Introduction: For lung cancer screening, the available data are often derived from patients enrolled prospectively in clinical trials. We, therefore, investigated lung cancer screening patterns among individuals eligible for, but not enrolled in, a screening trial.
Patients and methods: From February 2017 through February 2019, we enrolled subjects in a trial examining telephone-based navigation during low-dose computed tomography (LDCT) for lung cancer screening. We identified patients for whom LDCT was ordered and who were approached, but not enrolled, in the trial. We categorized nonenrollment as the patient had declined or could not be reached. We compared the characteristics and LDCT completion rates among these groups and the enrolled population using the 2-sample t test and χ2 test.

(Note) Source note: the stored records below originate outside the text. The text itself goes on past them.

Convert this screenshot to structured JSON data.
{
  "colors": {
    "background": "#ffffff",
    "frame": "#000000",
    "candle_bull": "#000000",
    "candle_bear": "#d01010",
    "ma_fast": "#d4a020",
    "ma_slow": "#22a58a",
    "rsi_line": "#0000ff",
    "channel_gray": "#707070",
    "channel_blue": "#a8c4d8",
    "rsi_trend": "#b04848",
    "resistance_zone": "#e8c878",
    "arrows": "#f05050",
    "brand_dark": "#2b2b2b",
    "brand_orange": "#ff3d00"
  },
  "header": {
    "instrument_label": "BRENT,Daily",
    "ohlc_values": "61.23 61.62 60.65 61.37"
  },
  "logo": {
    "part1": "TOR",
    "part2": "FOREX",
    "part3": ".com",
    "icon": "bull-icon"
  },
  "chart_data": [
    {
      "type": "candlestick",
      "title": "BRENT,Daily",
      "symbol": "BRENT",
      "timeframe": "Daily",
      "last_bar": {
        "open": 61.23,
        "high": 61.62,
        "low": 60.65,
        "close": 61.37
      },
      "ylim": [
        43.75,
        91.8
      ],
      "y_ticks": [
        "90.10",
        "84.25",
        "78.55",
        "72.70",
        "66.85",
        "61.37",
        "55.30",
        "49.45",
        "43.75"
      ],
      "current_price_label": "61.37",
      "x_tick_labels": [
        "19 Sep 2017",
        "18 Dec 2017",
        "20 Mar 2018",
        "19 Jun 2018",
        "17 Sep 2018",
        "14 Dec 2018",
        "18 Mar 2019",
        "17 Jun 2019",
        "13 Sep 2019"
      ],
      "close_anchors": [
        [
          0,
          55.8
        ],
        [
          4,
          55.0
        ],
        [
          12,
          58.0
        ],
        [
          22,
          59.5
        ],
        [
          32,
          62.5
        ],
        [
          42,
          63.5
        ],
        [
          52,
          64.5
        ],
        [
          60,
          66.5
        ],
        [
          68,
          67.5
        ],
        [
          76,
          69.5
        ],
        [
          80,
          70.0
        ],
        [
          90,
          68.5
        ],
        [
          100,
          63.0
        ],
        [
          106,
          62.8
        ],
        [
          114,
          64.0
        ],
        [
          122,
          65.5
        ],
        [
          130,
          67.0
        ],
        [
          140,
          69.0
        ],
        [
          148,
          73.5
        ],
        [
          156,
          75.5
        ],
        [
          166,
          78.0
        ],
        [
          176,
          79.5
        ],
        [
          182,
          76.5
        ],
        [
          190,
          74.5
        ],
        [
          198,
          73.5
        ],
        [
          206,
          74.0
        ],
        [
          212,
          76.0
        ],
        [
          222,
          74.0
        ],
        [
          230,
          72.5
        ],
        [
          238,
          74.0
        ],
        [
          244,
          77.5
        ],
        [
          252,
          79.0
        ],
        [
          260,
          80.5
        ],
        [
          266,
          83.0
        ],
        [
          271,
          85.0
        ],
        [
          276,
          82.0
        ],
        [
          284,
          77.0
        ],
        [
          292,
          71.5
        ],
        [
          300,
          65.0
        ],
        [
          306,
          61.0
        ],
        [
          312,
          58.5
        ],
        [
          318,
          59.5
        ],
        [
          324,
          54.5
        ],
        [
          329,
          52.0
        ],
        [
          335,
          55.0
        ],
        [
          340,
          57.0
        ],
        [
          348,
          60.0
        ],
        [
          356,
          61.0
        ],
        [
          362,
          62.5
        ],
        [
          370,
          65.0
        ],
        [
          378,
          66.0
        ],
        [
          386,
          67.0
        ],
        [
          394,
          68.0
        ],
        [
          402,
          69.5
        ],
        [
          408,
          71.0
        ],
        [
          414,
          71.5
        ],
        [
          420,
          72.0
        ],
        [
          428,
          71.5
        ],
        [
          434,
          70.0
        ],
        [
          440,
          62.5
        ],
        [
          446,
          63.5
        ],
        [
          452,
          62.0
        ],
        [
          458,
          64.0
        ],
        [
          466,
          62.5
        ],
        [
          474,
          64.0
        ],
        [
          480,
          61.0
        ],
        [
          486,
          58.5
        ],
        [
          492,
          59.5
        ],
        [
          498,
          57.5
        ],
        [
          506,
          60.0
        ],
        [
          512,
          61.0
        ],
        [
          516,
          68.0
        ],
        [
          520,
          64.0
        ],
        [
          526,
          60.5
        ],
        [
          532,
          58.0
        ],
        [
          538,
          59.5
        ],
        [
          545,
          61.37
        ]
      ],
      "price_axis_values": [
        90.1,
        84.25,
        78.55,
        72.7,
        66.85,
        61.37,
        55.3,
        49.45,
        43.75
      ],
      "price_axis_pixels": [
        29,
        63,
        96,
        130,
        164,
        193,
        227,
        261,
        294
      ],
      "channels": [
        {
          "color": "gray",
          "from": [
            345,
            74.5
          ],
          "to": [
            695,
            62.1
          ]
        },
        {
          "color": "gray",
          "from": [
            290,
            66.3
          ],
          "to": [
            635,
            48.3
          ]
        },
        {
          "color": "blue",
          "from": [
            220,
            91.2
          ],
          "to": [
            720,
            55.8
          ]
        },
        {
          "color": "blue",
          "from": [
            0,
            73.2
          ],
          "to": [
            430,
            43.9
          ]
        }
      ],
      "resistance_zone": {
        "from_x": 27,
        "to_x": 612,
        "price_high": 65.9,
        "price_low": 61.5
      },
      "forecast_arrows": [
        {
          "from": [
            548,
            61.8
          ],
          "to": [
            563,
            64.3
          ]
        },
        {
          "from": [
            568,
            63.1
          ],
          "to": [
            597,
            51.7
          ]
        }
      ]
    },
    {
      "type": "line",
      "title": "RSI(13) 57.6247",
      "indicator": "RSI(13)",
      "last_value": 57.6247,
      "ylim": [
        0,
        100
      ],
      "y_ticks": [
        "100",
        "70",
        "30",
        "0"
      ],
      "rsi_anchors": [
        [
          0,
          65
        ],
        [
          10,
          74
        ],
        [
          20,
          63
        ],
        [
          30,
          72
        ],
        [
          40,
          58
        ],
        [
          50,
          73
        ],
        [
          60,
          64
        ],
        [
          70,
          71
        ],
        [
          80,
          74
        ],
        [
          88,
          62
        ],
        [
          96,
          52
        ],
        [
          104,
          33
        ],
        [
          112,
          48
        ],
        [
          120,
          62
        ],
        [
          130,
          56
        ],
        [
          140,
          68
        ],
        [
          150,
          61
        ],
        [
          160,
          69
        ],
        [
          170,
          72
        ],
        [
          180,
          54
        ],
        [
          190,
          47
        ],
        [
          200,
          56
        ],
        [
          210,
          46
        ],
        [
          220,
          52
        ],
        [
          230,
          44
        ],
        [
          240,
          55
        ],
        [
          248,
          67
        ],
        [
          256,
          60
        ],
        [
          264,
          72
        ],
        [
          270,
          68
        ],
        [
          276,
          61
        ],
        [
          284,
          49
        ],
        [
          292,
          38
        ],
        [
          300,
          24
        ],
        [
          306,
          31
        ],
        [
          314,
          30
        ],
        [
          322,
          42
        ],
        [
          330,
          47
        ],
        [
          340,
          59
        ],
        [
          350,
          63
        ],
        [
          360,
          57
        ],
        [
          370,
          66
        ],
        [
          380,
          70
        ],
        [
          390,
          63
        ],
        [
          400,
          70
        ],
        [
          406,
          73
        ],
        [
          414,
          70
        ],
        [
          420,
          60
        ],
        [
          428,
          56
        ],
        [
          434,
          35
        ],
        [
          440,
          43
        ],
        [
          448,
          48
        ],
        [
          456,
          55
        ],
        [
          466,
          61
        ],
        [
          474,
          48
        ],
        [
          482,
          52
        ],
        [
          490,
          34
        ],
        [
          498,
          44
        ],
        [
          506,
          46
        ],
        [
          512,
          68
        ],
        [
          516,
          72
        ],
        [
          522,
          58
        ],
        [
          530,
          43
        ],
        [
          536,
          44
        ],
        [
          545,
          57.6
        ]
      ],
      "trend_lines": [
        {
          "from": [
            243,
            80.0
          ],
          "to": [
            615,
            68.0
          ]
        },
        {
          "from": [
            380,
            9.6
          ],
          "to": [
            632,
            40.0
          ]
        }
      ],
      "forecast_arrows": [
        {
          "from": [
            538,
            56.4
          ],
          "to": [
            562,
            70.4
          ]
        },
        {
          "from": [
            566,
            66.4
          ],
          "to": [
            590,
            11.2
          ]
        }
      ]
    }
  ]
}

Results: Of 900 individuals approached for participation (mean age, 62 years; 45% women, 53% black), 447 were enrolled in the screening clinical trial. No significant demographic differences were found between the enrolled and nonenrolled cohorts. Of the 453 individuals not enrolled, 251 (55%) had declined participation and 202 (45%) could not be reached, despite up to 6 attempts. LDCT completion was significantly associated with enrollment status: 81% of enrolled individuals, 73% of individuals who declined participation, and 49% of those who could not be reached (P < .001).
Conclusions: In the present single-center study, demographic factors did not predict for participation in a lung cancer screening trial. Lung cancer screening adherence rates were substantially lower for those not enrolled in a screening trial, especially for those who could not be contacted. These findings may inform the broader implementation of screening programs.
Keywords: Adherence; Communication; Computed tomography; Demographics; Underserved.